Sabtu, 15 April 2017

Borneo Beer House, Kemang Selatan.


Jakarta tidak pernah tidur. Pelan-pelan kerling mataku membuka dan menutup, mengerjap-ngerjap menghalau pengaruh alkohol. Agaknya aku menghasilkan endorfin yang agak banyak malam ini. Aku tertawa renyah seraya melayangkan pandanganku ke tembok bata merah di hadapanku. Sementara itu, ia menatapku dengan wajahnya yang memerah, "bingung, ya?" tanyanya setengah berteriak. Tidak, jawabku. Aku hanya merasa aneh bisa bersama lelaki ini lagi saat ini, pada momen seperti ini! Kami mengambil beberapa kentang goreng dari piring kedua. Kulihat ia tidak suka mencampur sambal dan mayonaise, tidak sepertiku.
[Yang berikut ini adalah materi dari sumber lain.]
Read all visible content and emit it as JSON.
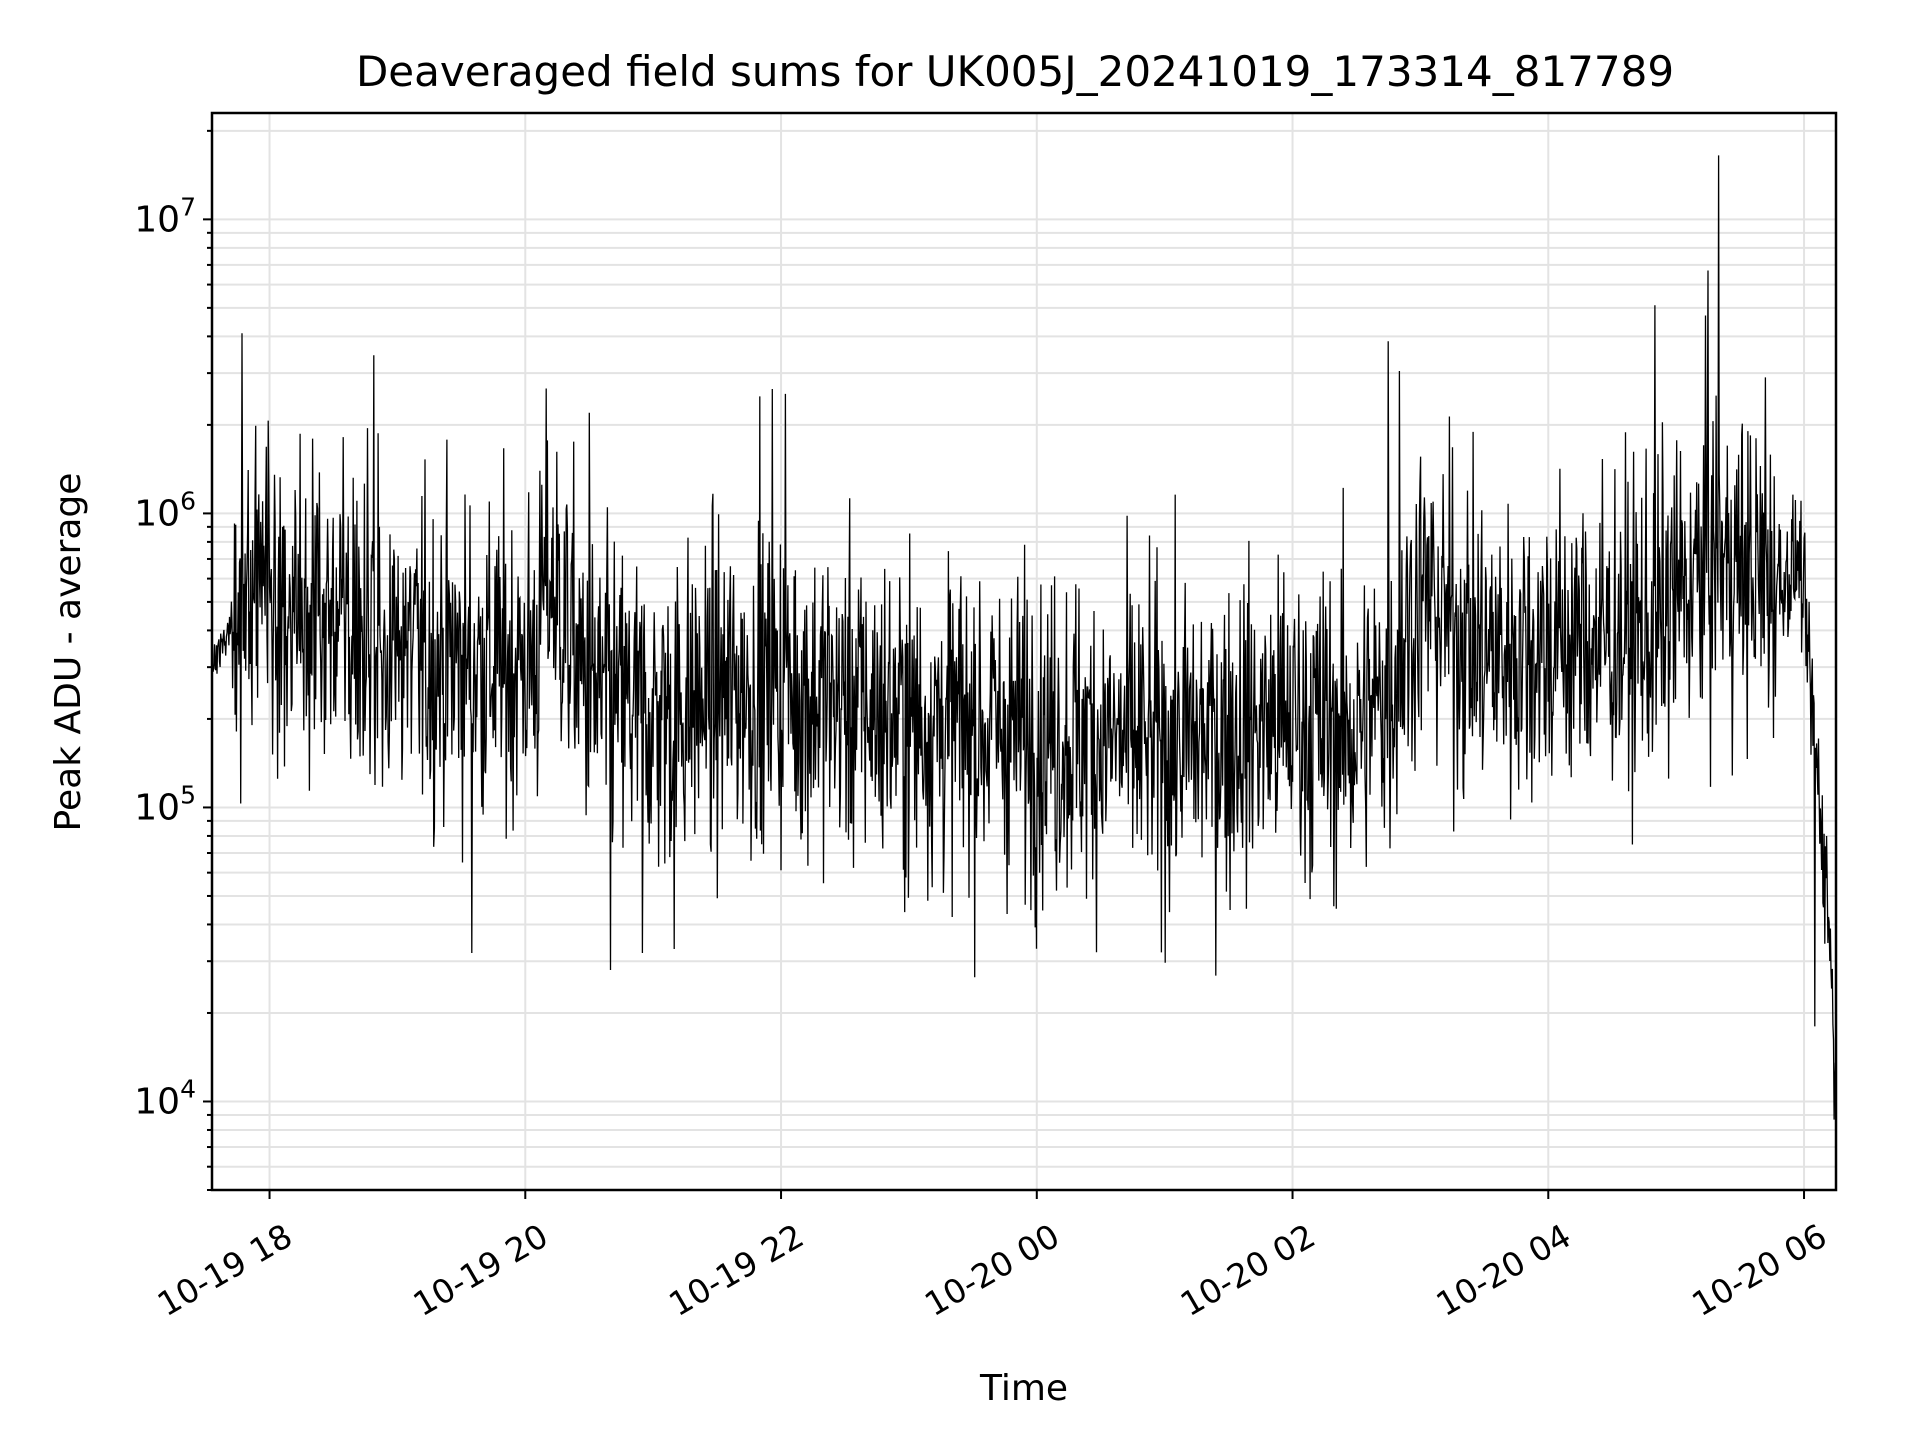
{
  "chart_data": {
    "type": "line",
    "title": "Deaveraged field sums for UK005J_20241019_173314_817789",
    "xlabel": "Time",
    "ylabel": "Peak ADU - average",
    "yscale": "log",
    "ylim": [
      5000,
      23000000
    ],
    "xlim": [
      "2024-10-19T17:33",
      "2024-10-20T06:15"
    ],
    "xticks": [
      {
        "t": "2024-10-19T18:00",
        "label": "10-19 18"
      },
      {
        "t": "2024-10-19T20:00",
        "label": "10-19 20"
      },
      {
        "t": "2024-10-19T22:00",
        "label": "10-19 22"
      },
      {
        "t": "2024-10-20T00:00",
        "label": "10-20 00"
      },
      {
        "t": "2024-10-20T02:00",
        "label": "10-20 02"
      },
      {
        "t": "2024-10-20T04:00",
        "label": "10-20 04"
      },
      {
        "t": "2024-10-20T06:00",
        "label": "10-20 06"
      }
    ],
    "yticks": [
      {
        "v": 10000,
        "base": "10",
        "exp": "4"
      },
      {
        "v": 100000,
        "base": "10",
        "exp": "5"
      },
      {
        "v": 1000000,
        "base": "10",
        "exp": "6"
      },
      {
        "v": 10000000,
        "base": "10",
        "exp": "7"
      }
    ],
    "grid": true,
    "series": [
      {
        "color": "#000000",
        "x": [
          "2024-10-19T17:33",
          "2024-10-19T17:42",
          "2024-10-19T17:45",
          "2024-10-19T17:48",
          "2024-10-19T17:52",
          "2024-10-19T18:10",
          "2024-10-19T18:30",
          "2024-10-19T18:50",
          "2024-10-19T19:10",
          "2024-10-19T19:30",
          "2024-10-19T19:50",
          "2024-10-19T20:05",
          "2024-10-19T20:10",
          "2024-10-19T20:30",
          "2024-10-19T20:45",
          "2024-10-19T21:00",
          "2024-10-19T21:20",
          "2024-10-19T21:40",
          "2024-10-19T22:00",
          "2024-10-19T22:30",
          "2024-10-19T23:00",
          "2024-10-19T23:30",
          "2024-10-20T00:00",
          "2024-10-20T00:30",
          "2024-10-20T01:00",
          "2024-10-20T01:30",
          "2024-10-20T02:00",
          "2024-10-20T02:30",
          "2024-10-20T02:45",
          "2024-10-20T03:00",
          "2024-10-20T03:30",
          "2024-10-20T04:00",
          "2024-10-20T04:30",
          "2024-10-20T04:50",
          "2024-10-20T05:00",
          "2024-10-20T05:20",
          "2024-10-20T05:40",
          "2024-10-20T05:50",
          "2024-10-20T05:58",
          "2024-10-20T06:05",
          "2024-10-20T06:12",
          "2024-10-20T06:15"
        ],
        "y": [
          300000,
          420000,
          480000,
          650000,
          650000,
          500000,
          420000,
          380000,
          320000,
          320000,
          300000,
          320000,
          650000,
          250000,
          220000,
          200000,
          230000,
          250000,
          250000,
          230000,
          200000,
          190000,
          180000,
          170000,
          160000,
          180000,
          200000,
          180000,
          250000,
          550000,
          330000,
          360000,
          380000,
          400000,
          520000,
          700000,
          600000,
          600000,
          700000,
          170000,
          40000,
          10000
        ],
        "spikes": [
          {
            "t": "2024-10-19T17:47",
            "v": 4100000
          },
          {
            "t": "2024-10-19T18:49",
            "v": 3450000
          },
          {
            "t": "2024-10-19T18:46",
            "v": 1950000
          },
          {
            "t": "2024-10-19T20:30",
            "v": 2200000
          },
          {
            "t": "2024-10-19T21:50",
            "v": 2500000
          },
          {
            "t": "2024-10-19T21:56",
            "v": 2650000
          },
          {
            "t": "2024-10-19T22:02",
            "v": 2550000
          },
          {
            "t": "2024-10-20T02:45",
            "v": 3850000
          },
          {
            "t": "2024-10-20T02:50",
            "v": 3050000
          },
          {
            "t": "2024-10-20T04:50",
            "v": 5100000
          },
          {
            "t": "2024-10-20T05:15",
            "v": 6700000
          },
          {
            "t": "2024-10-20T05:20",
            "v": 16500000
          },
          {
            "t": "2024-10-20T05:42",
            "v": 2900000
          }
        ],
        "dips": [
          {
            "t": "2024-10-19T19:35",
            "v": 32000
          },
          {
            "t": "2024-10-19T20:40",
            "v": 28000
          },
          {
            "t": "2024-10-19T20:55",
            "v": 32000
          },
          {
            "t": "2024-10-19T21:10",
            "v": 33000
          },
          {
            "t": "2024-10-20T06:05",
            "v": 18000
          },
          {
            "t": "2024-10-20T06:15",
            "v": 10000
          }
        ]
      }
    ]
  }
}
Kami sama-sama menggerakkan kepala perlahan mengikuti dentum keras musik yang tidak kupahami. Bukannya aku tidak mengerti, lebih tepatnya tidak bisa menikmati. "Mungkin lo harus sambil mabuk, atau depresi," katanya. "Which one are you?" Sudah kuduga, tidak perlu waktu lama baginya untuk menjawab, "both".

Kami hanyalah dua manusia yang tidak mengerti jadwal temu, kacau. Di jam-jam sibukku, ia terlelap. Di kesendirian malamnya, aku yang tertidur. Ada kalanya untuk sesaat, jam-jam itu terhenti dan kami bertemu diantara waktu yang diselipkan secara paksa. Padahal tahu tidak ada yang melambat atau mengalah untuk kami. Aneh rasanya menyelami pikiran gelapku di tempat seramai ini. Membuatku teringat satu hal. Ketika aku menatap wajahnya yang rupawan, mata kami bertemu lama. Ia mengangkat kedua jarinya sambil terkekeh-kekeh, jaket hitamnya terkulai lemas memperlihatkan sudut lehernya yang jenjang. Untuk ketujuh kalinya, ia membakar Marlboro merah di tangan kanannya. "Lo merah banget," kusentuh pelipis dan pipinya dengan punggung tangan. Aku berlama-lama, menikmati sengatan sensasi yang memang kukenal baik. Entah bagaimana tiga botol bir menjadikannya lebih berwarna, lebih hidup. Bibirnya yang beraroma mentol merah muda sewarna soka. Oh Tuhan, bibir itu. Sudah kukatakan lagi-lagi kami begitu payah menyusun timing. Ada kalanya ketika ia sendiri, aku bersama lelaki lain. Menyelipkan paksa waktu yang kami rasa tak ada. Kali ini aku yang sendiri, ketika ia punya wanita lain. Menyelipkan paksa waktu yang kami rasa tak ada. Tak pernah ada.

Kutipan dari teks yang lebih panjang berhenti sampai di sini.